O Brasil deve tirar proveito da crise econômica e, da consequente queda do consumo de energia, para adequar o sistema elétrico e seus modelos de operação e de negócios para a nova configuração da indústria elétrica mundial. A nova configuração prevê participação cada vez maior de fontes renováveis de geração variável, como eólica e solar, inclusive nos pontos de consumo, como residências, edifícios corporativos, hotéis e shopping centers. A avaliação é do diretor-geral do Operador Nacional do Sistema Elétrico (ONS), Luiz Eduardo Barata, que defende investimentos em inovação e no aprimoramento das ferramentas do sistema para lidar com o novo cenário.
"É inevitável a presença da renovável, em especial da fotovoltaica no nível do consumidor, a chamada geração atrás do medidor", disse Barata. "A crise econômica que o país está fazendo com que isso ocorra de forma mais retardada em relação ao que aconteceu nos Estados Unidos e na Europa, o que nos dá mais tempo para nos prepararmos para isso. Os países europeus foram surpreendidos. Não vamos poder alegar mais tarde que fomos surpreendidos. Não é esperto desperdiçar o aprendizado alheio." O executivo está há pouco mais de um ano no comando do operador nacional.
Antes de assumir a diretoria-geral do ONS, Barata foi diretor de operação do órgão, entre 2004 e 2010, além de presidente do conselho de administração da Câmara de Comercialização de Energia Elétrica (CCEE) e secretário-executivo do ministério de Minas e Energia (MME), cargo que deixou, em abril de 2016, para assumir a atual função.
"Vamos desenvolver um plano diretor para nos preparar para esse novo tempo da geração distribuída, das baterias e dos sistemas inteligentes", disse o engenheiro eletricista, destacando que serão necessárias ferramentas de operação de resposta rápida, que deem condições para que o órgão tome decisões súbitas.
"Apesar de estarmos melhorando muito nossos modelos de previsão de geração eólica, o vento muda de uma hora para outra. Agora, o sol vai influenciar na carga, os consumidores passam a influenciar no seu consumo", disse. Por esse modelo, os consumidores com painéis solares em seus imóveis fornecerão energia para a rede no momento em que não estiverem utilizando e consumirão energia da rede no momento de maior necessidade. "Então, você precisa ter um ferramental [de operação] preparado para tomar decisões [imediatas]", explicou Barata.
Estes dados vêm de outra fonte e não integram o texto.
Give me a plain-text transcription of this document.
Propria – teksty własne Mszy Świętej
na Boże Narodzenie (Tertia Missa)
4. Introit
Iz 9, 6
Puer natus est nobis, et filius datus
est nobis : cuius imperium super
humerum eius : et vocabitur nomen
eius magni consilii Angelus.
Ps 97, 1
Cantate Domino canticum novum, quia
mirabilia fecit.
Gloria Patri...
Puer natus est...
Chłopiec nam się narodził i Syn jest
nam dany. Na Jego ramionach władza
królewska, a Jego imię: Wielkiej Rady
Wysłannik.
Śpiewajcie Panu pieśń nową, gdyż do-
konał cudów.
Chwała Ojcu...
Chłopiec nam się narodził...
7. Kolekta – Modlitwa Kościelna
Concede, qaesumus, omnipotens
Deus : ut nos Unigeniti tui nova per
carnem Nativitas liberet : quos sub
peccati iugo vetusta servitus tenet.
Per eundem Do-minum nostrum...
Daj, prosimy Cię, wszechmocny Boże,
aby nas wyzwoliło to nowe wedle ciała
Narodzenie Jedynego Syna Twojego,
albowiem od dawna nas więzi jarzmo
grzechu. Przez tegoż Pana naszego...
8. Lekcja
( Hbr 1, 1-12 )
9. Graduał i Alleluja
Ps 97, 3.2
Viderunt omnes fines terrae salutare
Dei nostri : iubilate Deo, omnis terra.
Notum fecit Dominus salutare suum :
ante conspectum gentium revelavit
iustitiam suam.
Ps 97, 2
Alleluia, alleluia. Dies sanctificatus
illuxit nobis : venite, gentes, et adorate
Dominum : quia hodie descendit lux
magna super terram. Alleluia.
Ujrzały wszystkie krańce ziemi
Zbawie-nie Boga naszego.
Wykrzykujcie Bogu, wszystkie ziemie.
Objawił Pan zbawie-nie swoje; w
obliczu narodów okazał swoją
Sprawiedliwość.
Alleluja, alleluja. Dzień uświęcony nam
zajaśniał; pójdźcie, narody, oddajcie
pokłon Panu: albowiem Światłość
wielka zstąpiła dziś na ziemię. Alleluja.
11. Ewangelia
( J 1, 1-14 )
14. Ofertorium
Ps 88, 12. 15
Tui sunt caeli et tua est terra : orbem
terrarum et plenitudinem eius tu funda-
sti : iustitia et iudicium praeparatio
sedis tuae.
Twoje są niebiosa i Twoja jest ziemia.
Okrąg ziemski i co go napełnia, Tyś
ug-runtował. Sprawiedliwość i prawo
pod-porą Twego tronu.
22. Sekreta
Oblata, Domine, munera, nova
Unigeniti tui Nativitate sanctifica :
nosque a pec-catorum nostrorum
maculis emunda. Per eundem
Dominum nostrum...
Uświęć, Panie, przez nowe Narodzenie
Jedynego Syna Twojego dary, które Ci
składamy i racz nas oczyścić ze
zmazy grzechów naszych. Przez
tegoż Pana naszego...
Diante desse cenário que exige mudanças e aperfeiçoamentos no sistema elétrico, Barata elogiou a disposição do MME e o teor da proposta de reforma setorial, apresentada ao mercado no início deste mês. "São mudanças que podem mudar bastante o perfil do setor. Há um reconhecimento de que aquela tese de que ficaríamos hidrelétricos para sempre acabou. Nossa matriz [elétrica] vai mudar fortemente", explicou, lembrando que as novas hidrelétricas estão mais distantes e, portanto, exigem um custo maior de transmissão, enquanto os custos das fontes renováveis variáveis estão caindo.
Segundo ele, por exemplo, o Brasil possui um potencial de geração eólica de 500 gigawatts (GW), volume três vezes maior que a capacidade total do parque gerador do país hoje. Além do crescimento expressivo dessas fontes intermitentes, ele lembra que as novas hidrelétricas que são construídas hoje, devido às exigências ambientais, são a "fio d'água", ou sem reservatórios.
Essa característica, inclusive, terá papel relevante na mudança do atendimento do horário de ponta do consumo do país no futuro. Até 2015, quando o consumo do país ainda registrava forte crescimento, o horário de ponta, momento de maior consumo no país e de necessidade de maior disponibilidade da capacidade do sistema, estava ocorrendo no verão, mais precisamente no início da tarde, devido às elevadas temperaturas, que demandavam um acionamento maior de aparelhos de ar condicionado.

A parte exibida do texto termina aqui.